1:31:24🔗Jeff ProbstAnd we have a cast. You know, we have James Earl Jones and Robert Forrester and some really great young guys, Matthew Lillard and these guys.
1:31:30🔗DrewBut Matthew Lillard, he's a good friend of ours.
1:31:32🔗Jeff ProbstYeah. Yeah. He's a good guy. So I had a great time and it was, you know, what else is weird looking back on it? Sean bringing this up. Survivor hit and I got this movie Greenlit really on the same day, literally on the same day, unrelated to each other, had nothing to do with me being on Survivor.
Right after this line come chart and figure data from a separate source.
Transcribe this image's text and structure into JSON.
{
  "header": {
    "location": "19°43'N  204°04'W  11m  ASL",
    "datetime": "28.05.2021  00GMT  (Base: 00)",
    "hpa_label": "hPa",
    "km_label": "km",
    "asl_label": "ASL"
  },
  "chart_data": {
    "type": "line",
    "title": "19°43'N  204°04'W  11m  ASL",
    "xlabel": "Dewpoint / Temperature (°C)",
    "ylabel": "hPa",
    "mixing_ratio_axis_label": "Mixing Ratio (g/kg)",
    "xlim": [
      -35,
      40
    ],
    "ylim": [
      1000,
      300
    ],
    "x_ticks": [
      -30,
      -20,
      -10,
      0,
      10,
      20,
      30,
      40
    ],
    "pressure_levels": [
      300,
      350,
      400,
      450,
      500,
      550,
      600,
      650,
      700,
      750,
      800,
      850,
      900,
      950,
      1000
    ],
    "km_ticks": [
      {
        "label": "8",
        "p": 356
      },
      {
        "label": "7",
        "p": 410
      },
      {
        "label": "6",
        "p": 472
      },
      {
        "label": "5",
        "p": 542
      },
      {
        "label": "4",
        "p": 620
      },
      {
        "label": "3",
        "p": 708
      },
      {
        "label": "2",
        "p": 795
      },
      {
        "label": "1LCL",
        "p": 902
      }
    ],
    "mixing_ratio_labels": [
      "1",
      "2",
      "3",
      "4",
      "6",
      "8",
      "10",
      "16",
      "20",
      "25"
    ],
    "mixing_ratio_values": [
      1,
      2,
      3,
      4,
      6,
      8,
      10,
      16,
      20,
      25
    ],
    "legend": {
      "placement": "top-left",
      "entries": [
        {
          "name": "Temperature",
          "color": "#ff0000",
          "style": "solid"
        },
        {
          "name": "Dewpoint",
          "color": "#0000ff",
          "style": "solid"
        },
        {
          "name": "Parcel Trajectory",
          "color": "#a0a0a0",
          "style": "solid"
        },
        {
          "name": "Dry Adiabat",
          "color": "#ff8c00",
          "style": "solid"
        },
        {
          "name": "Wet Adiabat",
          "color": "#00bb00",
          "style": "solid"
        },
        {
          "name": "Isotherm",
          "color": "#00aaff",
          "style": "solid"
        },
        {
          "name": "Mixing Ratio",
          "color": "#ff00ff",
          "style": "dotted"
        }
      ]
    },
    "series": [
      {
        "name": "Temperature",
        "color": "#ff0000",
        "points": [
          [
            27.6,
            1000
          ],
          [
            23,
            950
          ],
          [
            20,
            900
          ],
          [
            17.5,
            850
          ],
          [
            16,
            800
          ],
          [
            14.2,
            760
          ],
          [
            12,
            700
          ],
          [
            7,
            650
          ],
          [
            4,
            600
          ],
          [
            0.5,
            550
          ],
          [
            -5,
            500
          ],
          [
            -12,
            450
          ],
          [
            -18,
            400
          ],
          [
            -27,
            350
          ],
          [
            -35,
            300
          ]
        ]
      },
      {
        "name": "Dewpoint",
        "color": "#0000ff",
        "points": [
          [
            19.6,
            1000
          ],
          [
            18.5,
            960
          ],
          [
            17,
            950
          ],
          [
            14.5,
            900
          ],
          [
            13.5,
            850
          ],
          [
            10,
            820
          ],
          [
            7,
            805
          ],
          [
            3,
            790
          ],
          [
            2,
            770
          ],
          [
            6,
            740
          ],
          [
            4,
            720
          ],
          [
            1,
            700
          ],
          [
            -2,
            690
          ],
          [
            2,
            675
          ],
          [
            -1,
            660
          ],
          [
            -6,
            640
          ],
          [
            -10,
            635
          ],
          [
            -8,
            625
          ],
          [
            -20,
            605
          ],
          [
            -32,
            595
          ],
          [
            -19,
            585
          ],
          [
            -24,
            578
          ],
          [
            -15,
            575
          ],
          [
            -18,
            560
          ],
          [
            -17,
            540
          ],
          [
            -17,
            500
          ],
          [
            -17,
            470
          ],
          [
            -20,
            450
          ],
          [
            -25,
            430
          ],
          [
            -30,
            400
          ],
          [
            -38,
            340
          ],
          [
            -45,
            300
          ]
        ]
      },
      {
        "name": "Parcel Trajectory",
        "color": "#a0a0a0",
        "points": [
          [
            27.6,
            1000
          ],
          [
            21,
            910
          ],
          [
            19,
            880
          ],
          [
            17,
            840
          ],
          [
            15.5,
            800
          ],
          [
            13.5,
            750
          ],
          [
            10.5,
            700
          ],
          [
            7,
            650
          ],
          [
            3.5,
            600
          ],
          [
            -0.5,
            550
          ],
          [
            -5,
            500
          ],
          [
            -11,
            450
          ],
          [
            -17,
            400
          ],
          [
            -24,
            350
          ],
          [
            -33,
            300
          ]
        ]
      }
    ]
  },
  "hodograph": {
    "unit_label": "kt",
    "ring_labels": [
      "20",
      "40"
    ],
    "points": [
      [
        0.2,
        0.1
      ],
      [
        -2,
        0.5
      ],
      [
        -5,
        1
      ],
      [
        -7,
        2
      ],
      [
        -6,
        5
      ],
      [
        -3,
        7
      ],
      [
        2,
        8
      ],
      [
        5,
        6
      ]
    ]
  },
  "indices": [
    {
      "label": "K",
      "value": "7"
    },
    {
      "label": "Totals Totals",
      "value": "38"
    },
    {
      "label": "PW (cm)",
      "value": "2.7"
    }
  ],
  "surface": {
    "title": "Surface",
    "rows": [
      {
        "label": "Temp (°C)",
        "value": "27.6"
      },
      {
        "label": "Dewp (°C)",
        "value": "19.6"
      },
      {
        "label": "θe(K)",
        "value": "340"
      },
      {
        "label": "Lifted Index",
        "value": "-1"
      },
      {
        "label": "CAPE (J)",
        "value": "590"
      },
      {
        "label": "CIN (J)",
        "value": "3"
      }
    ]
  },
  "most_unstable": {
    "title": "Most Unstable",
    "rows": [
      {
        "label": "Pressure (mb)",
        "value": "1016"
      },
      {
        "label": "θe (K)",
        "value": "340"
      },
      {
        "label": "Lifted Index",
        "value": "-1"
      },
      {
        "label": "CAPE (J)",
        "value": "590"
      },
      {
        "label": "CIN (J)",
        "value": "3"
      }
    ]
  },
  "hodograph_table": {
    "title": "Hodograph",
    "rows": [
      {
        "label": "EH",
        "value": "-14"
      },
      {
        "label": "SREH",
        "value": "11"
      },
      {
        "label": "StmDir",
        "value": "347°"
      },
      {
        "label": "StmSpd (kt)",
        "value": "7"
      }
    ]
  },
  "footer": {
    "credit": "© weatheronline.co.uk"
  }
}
And so I come back and we do this Survivor season and it culminates with 57 million people watching the finale and I'm going into pre-production on a movie starring James Earl Jones. I had no idea how good life was. I thought, wow, that's 57 million. That's I think that's a lot of people. And James Earl Jones, he was in Star Wars, right? He's cool. So, you know, now I look back on it and think, God, for a minute there, I actually had a movie going and a TV thing going.
1:32:20🔗AdamWell, now you just have a TV thing going.
1:32:22🔗Jeff ProbstBut you know what I mean? It takes that perspective.
1:33:33🔗DrewWe appreciate it. You are welcome back anytime. Adam describes you, Jeff, as a dear, dear, dear, dear, dear, dear, dear, dear, dear friend of the show.
1:33:41🔗DrewYes, it's wonderful. And we appreciate you listening and supporting it, and good luck on the next... Yeah, thank you. It's two more years for sure you're gonna do.
1:33:54🔗DrewI don't know if you're just divulging it on the air. Can we talk about that real quick?
1:33:56🔗Yeah, I wanna go get my Masters in Marriage and Family Therapy.
1:33:59🔗DrewFantastic. I will get you a job. So Adam is not with us. He'll be back in the studio tomorrow night. We've got Seth Green coming up later in the week and we have the winner of the auction for the Tsunami Victims tomorrow night. And in the meantime, this is Dr. Drew on behalf of Adam Corolla saying Mahalo.